# How to calculate the numerical integration of the product of two entries of an exponential matrix? [closed]

Lets define a $$6\times6$$ matrix $$M(t)$$ with entries $$m_{ij}$$ as

m11 = (g-r)/2;
m12 = 0;
m13 = (r+2)/2* Exp[2 I J t];
m14 = 0;
m15 = I k E1 Exp[I(J-w)t];
m16 = I k E1 Exp[I(J+w)t];

m21 = 0;
m22 = m11;
m23 = 0;
m24 = (r+2)/2* Exp[-2 I J t];
m25 = -I k E1s Exp[-I(J+w)t];
m26 = -I k E1s Exp[-I(J-w)t];

m31 = (r+2)/2* Exp[2 I J t];
m32 = 0;
m33 = m11;
m34 = 0;
m35 = I k E1 Exp[-I(J+w)t];
m36 = I k E1 Exp[-I(J-w)t];

m41 = 0;
m42 = m31;
m43 = 0;
m44 = m11;
m45 = -I k E1s Exp[I(J-w)t];
m46 = -I k E1s Exp[-I(J+w)t];

m51 = I k E1s Exp[-I(J-w)t];
m52 = I k E1 Exp[I(J+w)t];
m53 = I k E1s Exp[I(J+w)t];
m54 = I k E1 Exp[-I(J-w)t];
m55 = -gamma
m56 = 0;

m61 = -I k E1s Exp[-I(J+w)t];
m62 = -I k E1 Exp[I(J-w)t];
m63 = -I k E1s Exp[I(J-w)t];
m64 = I k E1 Exp[-I(J+w)t];
m65 = 0;
m66 = -gamma;


where

 w = 22.8; k = 5*10^-5; gamma = 0.037; J = w/2; E0 = 2.5*10^5; d = -3 J; g = 0.5; r = 1;
E1 = (I E0/3.2)(1/(d+J) Exp[-I J t]+ 1/(d-J) Exp[I J t] - 2 d/(d^2-J^2)Exp[I d t]);
E1s = (I E0/3.2)(1/(d+J) Exp[I J t]+ 1/(d-J) Exp[-I J t] - 2 d/(d^2-J^2)Exp[-I d t]);


One can formally write the following expression as a $$6\times6$$ matrix with entries $$d_{ij}(s,T)$$: $$$$\exp{\left[\int_{s}^{T} dt\; M(t)\right]}= \begin{pmatrix} d_{11}(s,T) & d_{12}(s,T) & \cdots & d_{16}(s,T) \\ d_{21}(s,T) & d_{22}(s,T) & \cdots & d_{26}(s,T) \\ \vdots & \vdots & \ddots & \vdots \\ d_{61}(s,T) & d_{62}(s,T) & \cdots & d_{66}(s,T) \end{pmatrix}$$$$

And I want to find $$$$\int_{0}^{T} ds\; d_{12}(s,T)\,d_{23}(s,T) \,E(s) \,e^{-iJs}$$$$

MarixExp for this problem is not fast and efficient, so I thought about the following trick:

$$$$\exp{\left[\int_{s}^{T} dt\; M(t)\right]} \approx \exp{\left[\sum_{i = 1}^{N} \Delta t_i\; M(t_i)\right]}; \quad \Delta t_i = (T-s)/N = h$$$$ $$$$= \exp{\left[M(t_1) h\right]} \exp{\left[M(t_{2}) h\right]} ... \exp{\left[M(t_N) h\right]}= \displaystyle\prod_{i = N}^{1} M(t_i) h$$$$

The reverse order for the limits is due to time ordering.

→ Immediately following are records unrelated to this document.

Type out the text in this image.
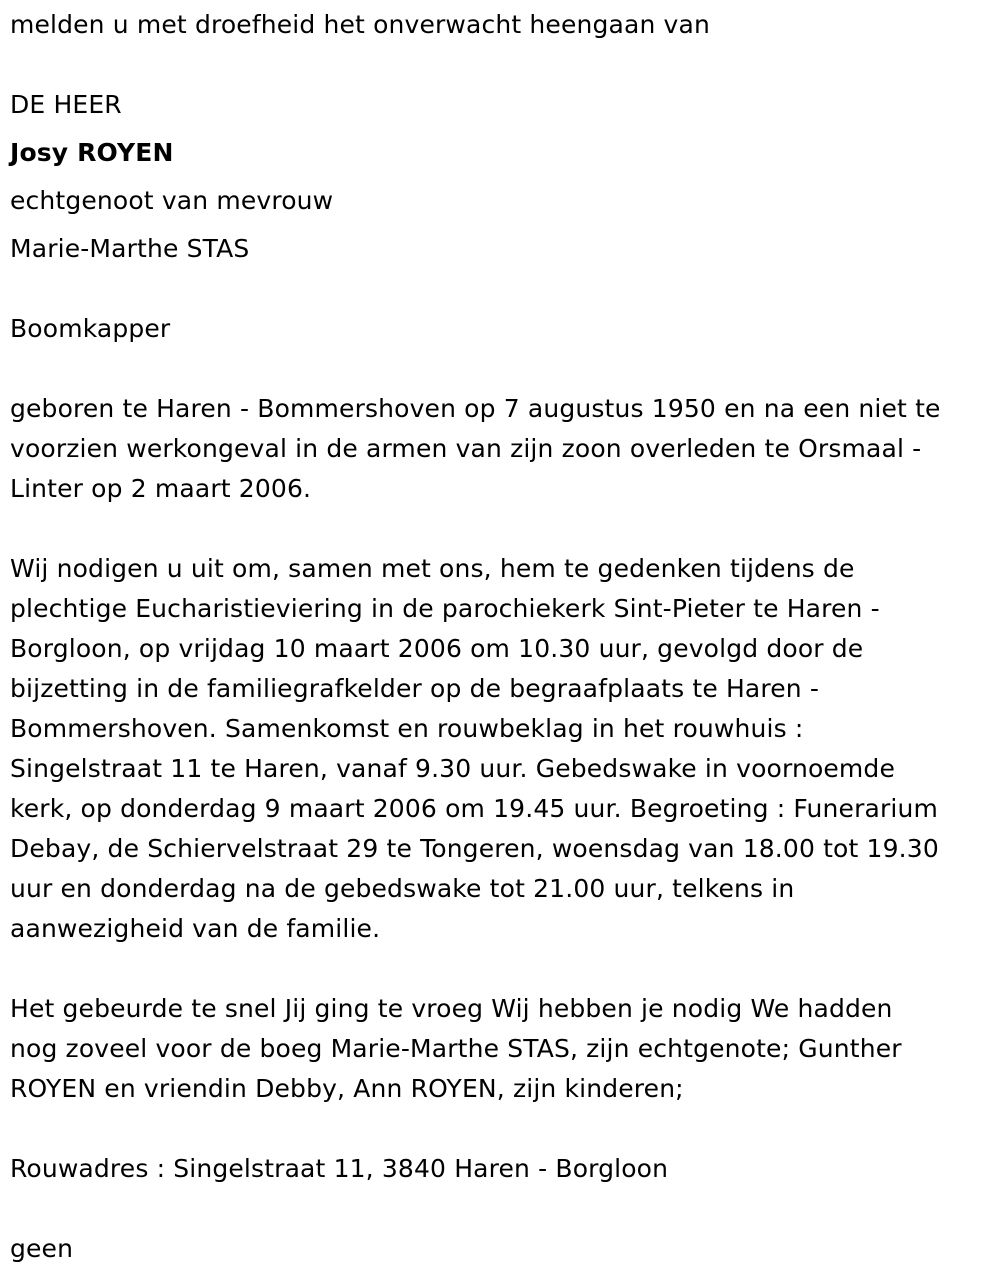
melden u met droefheid het onverwacht heengaan van
DE HEER
Josy ROYEN
echtgenoot van mevrouw
Marie-Marthe STAS
Boomkapper
geboren te Haren - Bommershoven op 7 augustus 1950 en na een niet te
voorzien werkongeval in de armen van zijn zoon overleden te Orsmaal -
Linter op 2 maart 2006.
Wij nodigen u uit om, samen met ons, hem te gedenken tijdens de
plechtige Eucharistieviering in de parochiekerk Sint-Pieter te Haren -
Borgloon, op vrijdag 10 maart 2006 om 10.30 uur, gevolgd door de
bijzetting in de familiegrafkelder op de begraafplaats te Haren -
Bommershoven. Samenkomst en rouwbeklag in het rouwhuis :
Singelstraat 11 te Haren, vanaf 9.30 uur. Gebedswake in voornoemde
kerk, op donderdag 9 maart 2006 om 19.45 uur. Begroeting : Funerarium
Debay, de Schiervelstraat 29 te Tongeren, woensdag van 18.00 tot 19.30
uur en donderdag na de gebedswake tot 21.00 uur, telkens in
aanwezigheid van de familie.
Het gebeurde te snel Jij ging te vroeg Wij hebben je nodig We hadden
nog zoveel voor de boeg Marie-Marthe STAS, zijn echtgenote; Gunther
ROYEN en vriendin Debby, Ann ROYEN, zijn kinderen;
Rouwadres : Singelstraat 11, 3840 Haren - Borgloon
geen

If $$h$$ is small enough (hence, N large, say $$N = 1000$$), one can write $$\prod \exp{\left[M(t_i) h\right]}\approx \prod (1+ M(t_i) h)$$. Although $$T$$ is a number (say, $$T = 50$$), $$s$$ is an integration variable, and I have no idea how to calculate the product and then integrate: $$\int_{0}^{T} ds\; d_{12}(s,T)\,d_{23}(s,T) \,E(s) \,e^{-iJs}$$.

In other words, I need two specific entries of the matrix ($$d_{12}$$ and $$d_{23}$$), and then numerically integrate. Do you have any idea about the product when one limit is itself an integration variable?

• D = -3 do not use D - that's the derivative function, use d instead. Avoid capital letters in your variables. – flinty Jun 14 at 0:26
• @flinty I fixed it. – Saeid Jun 14 at 1:30